Montgomery had assembled 160,000 men to Messe’s 80,000, and deployed 610 tanks and 1,400 guns, while Messe had only 150 tanks (including the 10th Panzer’s already withdrawn) and half as many guns. As at El Alamein, however, Montgomery made his main effort straight into the heart of the Axis line, a frontal assault of three infantry divisions, hoping to break open a gap through which his armor could rush. Meanwhile, a New Zealand corps made a wide outflanking march 25 miles inland from Gabès to menace the enemy’s rear. This effort started well but 21st Panzer and 164th Light Divisions stopped it.
The frontal attack bogged down after making only a shallow dent in the Axis line. A counterattack by 15th Panzer Division, with only 30 tanks and two infantry battalions, overran the forward British infantry, stopping the entire British effort.
On March 23 Montgomery shifted his forces to the inland flank. Since Montgomery’s frontal attack had failed, the Axis commanders had already shifted 15th Panzer Division to this flank two days before.
It might have been another defeat for Montgomery, except that Arnim, now commander of the whole front with the departure of Rommel, decided to withdraw Messe’s army back to the fourteen-mile-wide Wadi Akarit bottleneck, 43 miles to the rear. At Wadi Akarit Montgomery went through his laborious preparations all over again.

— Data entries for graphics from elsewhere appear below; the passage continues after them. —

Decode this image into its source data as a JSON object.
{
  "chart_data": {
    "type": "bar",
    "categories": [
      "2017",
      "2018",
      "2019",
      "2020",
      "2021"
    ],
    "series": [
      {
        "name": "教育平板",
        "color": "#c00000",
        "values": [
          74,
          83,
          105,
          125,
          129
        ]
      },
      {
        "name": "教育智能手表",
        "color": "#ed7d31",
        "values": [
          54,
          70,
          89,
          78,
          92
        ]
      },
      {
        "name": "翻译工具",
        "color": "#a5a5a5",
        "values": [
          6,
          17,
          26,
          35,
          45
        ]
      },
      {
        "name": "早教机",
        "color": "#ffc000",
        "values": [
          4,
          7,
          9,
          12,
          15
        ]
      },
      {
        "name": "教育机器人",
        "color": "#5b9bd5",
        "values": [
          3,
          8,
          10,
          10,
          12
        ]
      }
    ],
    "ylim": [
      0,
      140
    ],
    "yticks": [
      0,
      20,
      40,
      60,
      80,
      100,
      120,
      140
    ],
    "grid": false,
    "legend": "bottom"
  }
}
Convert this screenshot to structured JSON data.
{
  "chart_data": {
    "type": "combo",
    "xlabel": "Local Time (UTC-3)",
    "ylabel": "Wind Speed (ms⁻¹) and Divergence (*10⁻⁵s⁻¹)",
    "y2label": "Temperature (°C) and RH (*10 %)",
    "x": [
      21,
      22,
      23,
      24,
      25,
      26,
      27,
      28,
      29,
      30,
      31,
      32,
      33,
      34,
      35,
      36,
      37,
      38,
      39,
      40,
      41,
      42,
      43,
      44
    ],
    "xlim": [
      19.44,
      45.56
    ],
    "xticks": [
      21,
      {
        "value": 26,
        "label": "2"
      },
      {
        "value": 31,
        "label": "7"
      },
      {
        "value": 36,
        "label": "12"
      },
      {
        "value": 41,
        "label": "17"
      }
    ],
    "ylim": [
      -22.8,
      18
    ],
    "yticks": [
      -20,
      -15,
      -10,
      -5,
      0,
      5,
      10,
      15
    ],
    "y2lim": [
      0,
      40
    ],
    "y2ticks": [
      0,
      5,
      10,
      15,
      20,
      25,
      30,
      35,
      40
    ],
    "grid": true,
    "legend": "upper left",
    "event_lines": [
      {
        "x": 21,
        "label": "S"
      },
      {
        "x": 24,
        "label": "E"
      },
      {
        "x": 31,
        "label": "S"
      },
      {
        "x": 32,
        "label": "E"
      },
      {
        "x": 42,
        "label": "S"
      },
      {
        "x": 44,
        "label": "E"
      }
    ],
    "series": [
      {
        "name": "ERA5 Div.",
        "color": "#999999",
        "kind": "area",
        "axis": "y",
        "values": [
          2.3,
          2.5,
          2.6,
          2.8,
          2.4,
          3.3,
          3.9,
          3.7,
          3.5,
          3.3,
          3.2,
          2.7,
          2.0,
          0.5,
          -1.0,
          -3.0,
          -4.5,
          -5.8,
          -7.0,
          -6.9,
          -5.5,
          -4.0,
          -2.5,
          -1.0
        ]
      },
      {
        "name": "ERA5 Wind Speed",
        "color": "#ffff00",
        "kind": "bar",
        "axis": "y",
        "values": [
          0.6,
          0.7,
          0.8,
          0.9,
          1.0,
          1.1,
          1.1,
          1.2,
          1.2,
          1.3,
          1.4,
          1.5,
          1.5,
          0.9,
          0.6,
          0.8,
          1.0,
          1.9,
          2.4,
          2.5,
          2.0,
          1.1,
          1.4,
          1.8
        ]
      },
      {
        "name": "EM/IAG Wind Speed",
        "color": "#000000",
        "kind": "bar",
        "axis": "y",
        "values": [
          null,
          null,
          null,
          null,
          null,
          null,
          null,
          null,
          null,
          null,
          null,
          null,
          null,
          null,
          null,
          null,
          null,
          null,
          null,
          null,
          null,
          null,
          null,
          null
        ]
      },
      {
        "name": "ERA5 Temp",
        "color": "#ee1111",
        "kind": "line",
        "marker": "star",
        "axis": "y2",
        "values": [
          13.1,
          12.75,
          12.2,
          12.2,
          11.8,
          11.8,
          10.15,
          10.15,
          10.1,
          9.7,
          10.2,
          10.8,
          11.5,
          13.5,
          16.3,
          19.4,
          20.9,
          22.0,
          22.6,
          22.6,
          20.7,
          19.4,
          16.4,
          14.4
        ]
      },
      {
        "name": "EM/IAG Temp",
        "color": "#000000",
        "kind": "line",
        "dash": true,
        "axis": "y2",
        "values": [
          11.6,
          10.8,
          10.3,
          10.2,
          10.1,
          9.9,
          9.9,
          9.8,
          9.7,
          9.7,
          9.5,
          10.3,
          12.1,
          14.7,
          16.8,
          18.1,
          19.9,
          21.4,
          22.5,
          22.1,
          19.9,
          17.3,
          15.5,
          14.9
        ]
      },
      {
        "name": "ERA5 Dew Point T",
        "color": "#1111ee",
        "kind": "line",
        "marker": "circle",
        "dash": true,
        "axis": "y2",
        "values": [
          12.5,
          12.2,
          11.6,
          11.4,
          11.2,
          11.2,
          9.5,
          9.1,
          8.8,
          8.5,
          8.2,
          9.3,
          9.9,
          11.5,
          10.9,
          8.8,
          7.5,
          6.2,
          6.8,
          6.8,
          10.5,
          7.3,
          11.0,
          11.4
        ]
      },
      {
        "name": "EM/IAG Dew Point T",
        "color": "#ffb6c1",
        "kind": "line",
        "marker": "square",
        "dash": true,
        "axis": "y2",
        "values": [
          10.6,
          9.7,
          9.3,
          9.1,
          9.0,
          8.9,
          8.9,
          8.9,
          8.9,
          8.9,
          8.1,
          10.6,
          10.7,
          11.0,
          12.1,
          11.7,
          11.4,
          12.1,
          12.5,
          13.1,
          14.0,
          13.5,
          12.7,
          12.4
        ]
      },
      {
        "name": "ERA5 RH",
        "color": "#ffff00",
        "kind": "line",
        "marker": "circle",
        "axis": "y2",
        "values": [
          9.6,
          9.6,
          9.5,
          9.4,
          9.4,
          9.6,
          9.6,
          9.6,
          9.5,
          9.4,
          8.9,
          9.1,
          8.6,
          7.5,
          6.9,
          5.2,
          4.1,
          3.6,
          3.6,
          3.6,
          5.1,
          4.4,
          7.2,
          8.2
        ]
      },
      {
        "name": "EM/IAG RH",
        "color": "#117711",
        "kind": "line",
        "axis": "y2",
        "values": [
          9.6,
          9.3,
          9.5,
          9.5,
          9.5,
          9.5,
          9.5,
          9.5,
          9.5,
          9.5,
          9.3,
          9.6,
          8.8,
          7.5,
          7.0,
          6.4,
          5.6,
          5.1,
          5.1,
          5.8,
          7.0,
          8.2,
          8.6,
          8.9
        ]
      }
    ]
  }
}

Meanwhile Patton renewed his efforts at El Guettar and Maknassy. By March 27 Montgomery had reached Gabès on the way to Wadi Akarit, and Alexander launched Patton’s tanks toward the coast without waiting for infantry to clear a path. However, a chain of antitank guns stopped the tanks. Patton called on his infantry to crack the barrier, but they failed as well.
However, Arnim had transferred 21st Panzer to help 10th Panzer, reducing strength at Akarit, and making it easier for Montgomery to crack the line, which his infantry did April 5. Once more Montgomery was slow to exploit success, and by morning the Axis troops were moving up the coast, heading for Enfidaville, only 50 miles south of Tunis. Here was a narrow coastal plain with a hill barrier on the west.